Wie kent het niet: middelbare scholieren die in de pauze even snel een vette hap gaan scoren. Middelbare scholen proberen in de kantines een gezond alternatief aan te bieden, maar vaak wordt het de scholieren makkelijk gemaakt om voor een ongezonde hap te kiezen.

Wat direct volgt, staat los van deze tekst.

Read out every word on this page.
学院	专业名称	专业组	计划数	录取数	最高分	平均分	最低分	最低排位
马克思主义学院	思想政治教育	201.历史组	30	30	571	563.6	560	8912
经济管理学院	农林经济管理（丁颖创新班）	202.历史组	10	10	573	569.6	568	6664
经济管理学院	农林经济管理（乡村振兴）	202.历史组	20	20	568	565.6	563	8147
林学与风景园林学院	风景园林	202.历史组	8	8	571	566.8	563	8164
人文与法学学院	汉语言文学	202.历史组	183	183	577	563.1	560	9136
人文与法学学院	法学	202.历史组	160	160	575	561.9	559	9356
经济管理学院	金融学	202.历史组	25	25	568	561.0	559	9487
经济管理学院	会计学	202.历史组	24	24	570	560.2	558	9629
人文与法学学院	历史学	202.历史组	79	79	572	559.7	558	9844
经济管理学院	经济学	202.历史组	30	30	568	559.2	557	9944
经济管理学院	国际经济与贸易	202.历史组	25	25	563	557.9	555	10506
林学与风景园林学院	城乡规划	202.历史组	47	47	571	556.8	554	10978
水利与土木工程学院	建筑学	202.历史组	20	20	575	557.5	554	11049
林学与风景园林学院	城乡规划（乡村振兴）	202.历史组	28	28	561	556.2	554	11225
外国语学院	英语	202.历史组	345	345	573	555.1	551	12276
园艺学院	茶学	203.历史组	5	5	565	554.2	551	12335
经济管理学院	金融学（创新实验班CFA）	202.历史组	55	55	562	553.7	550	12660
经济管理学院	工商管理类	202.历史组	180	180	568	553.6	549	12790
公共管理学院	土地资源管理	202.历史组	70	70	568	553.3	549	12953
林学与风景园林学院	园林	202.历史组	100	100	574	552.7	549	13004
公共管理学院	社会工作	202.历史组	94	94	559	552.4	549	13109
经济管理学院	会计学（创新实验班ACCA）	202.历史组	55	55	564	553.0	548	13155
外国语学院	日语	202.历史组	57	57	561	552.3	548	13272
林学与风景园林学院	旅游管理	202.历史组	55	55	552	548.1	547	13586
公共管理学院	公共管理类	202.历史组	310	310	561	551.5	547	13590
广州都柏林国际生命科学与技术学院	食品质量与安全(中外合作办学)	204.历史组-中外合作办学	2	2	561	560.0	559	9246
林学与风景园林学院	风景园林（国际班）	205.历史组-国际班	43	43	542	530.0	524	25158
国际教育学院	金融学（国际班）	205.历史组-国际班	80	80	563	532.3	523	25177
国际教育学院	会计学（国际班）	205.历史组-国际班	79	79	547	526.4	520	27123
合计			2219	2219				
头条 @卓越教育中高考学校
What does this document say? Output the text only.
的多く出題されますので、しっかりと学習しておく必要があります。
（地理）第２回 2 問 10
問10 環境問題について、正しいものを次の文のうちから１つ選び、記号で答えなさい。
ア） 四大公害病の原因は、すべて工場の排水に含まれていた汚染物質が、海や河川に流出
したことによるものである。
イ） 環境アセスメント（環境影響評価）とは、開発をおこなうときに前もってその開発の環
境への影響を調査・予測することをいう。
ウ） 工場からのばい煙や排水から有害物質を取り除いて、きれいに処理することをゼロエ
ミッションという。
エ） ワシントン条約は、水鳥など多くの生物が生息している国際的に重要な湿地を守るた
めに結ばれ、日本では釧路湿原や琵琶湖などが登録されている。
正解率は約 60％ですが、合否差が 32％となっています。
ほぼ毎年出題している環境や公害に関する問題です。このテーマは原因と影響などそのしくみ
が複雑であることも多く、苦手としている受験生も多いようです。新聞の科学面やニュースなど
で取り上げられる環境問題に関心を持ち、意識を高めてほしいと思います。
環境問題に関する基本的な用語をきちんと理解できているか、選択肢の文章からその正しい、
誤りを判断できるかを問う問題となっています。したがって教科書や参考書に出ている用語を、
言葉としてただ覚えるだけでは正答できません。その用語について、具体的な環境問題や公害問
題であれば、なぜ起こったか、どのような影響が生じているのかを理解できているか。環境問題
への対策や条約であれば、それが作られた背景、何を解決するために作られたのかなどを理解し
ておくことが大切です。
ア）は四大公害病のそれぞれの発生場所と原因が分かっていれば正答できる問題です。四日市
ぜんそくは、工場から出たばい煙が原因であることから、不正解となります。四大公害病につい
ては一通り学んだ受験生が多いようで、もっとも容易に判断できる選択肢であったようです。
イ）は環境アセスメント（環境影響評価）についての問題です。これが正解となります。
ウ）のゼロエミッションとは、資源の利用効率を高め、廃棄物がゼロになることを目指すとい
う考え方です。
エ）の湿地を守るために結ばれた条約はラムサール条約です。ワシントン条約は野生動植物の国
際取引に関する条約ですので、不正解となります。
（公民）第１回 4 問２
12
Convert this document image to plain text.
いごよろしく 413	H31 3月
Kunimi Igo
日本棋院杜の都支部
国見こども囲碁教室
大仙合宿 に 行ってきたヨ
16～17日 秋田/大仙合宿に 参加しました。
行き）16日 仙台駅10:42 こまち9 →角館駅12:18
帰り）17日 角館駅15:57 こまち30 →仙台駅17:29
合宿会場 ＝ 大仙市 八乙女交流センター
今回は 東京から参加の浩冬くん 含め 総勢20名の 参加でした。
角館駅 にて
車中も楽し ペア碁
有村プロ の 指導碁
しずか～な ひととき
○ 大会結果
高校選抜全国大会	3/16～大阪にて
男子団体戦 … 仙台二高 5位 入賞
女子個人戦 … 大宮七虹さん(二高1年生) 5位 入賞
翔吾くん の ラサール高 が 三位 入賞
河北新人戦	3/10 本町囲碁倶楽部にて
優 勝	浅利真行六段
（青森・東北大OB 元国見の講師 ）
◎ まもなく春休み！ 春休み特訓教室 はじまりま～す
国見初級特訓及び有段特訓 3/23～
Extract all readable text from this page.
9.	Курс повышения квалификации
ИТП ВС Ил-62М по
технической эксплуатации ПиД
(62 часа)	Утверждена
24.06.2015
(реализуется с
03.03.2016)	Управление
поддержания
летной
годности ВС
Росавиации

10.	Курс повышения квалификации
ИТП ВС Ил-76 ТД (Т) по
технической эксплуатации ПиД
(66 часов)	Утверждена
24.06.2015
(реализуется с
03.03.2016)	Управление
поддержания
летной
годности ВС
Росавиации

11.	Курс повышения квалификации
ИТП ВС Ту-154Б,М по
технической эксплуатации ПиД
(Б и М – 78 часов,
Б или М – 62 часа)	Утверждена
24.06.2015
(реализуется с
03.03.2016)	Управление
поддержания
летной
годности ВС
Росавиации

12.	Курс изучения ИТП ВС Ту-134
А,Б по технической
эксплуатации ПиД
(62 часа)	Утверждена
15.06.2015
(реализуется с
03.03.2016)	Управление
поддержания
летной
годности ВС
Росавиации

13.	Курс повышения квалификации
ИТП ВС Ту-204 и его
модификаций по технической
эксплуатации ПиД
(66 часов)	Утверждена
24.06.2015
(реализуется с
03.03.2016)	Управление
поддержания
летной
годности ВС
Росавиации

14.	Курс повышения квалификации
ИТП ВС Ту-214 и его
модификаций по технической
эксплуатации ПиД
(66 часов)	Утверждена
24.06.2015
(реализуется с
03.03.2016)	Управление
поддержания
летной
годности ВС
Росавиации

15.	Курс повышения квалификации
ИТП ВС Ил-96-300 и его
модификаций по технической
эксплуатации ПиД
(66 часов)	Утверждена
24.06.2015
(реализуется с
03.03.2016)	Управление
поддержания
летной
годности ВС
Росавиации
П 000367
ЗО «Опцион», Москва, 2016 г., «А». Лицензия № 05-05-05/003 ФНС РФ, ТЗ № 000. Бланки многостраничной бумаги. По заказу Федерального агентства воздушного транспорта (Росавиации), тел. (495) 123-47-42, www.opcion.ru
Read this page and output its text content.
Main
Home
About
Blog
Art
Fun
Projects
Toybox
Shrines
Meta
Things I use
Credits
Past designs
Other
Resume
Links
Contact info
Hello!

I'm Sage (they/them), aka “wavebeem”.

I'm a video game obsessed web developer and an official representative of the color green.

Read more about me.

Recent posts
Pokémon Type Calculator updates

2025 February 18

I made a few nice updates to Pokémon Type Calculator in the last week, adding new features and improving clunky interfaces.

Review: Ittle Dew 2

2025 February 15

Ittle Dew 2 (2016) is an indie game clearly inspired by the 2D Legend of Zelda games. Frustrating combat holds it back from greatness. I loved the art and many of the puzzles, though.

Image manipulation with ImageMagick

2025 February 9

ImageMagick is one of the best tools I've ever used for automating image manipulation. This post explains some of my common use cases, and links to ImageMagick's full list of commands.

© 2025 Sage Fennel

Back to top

Op 10 januari verscheen op nos.nl het volgende nieuwsbericht ‘Snackwagens weren bij scholen’. Aanleiding voor dit artikel was een voorstel van CDA en SP in de gemeenteraad van Venlo. Het viel een CDA-raadslid op dat elke pauze zo’n zestig kinderen een vette hap halen bij een foodtruck in de buurt, sommigen zelfs dagelijks. Aan de ene kant investeert de gemeente in een gezonde levensstijl, maar aan de andere kant wordt er net zo makkelijk een vergunning afgegeven om de vaak ongezonde snacks op de stoep van scholen te mogen verkopen. Het voorstel is om het voor foodtrucks moeilijker te maken om een vergunning te krijgen en het aantal verkoopdagen beperken. Daarnaast willen ze een onderzoek naar een verbod op foodtrucks binnen een straal van 1 kilometer van scholen. Maar mag en kan dit wel?
Standplaatsenvergunning
Bij het uitbaten van een verkooppunt op of aan de openbare weg is een standplaatsvergunning vereist. Een standplaatsvergunning geeft toestemming voor het verkopen van goederen of het leveren van diensten vanaf een standplaats.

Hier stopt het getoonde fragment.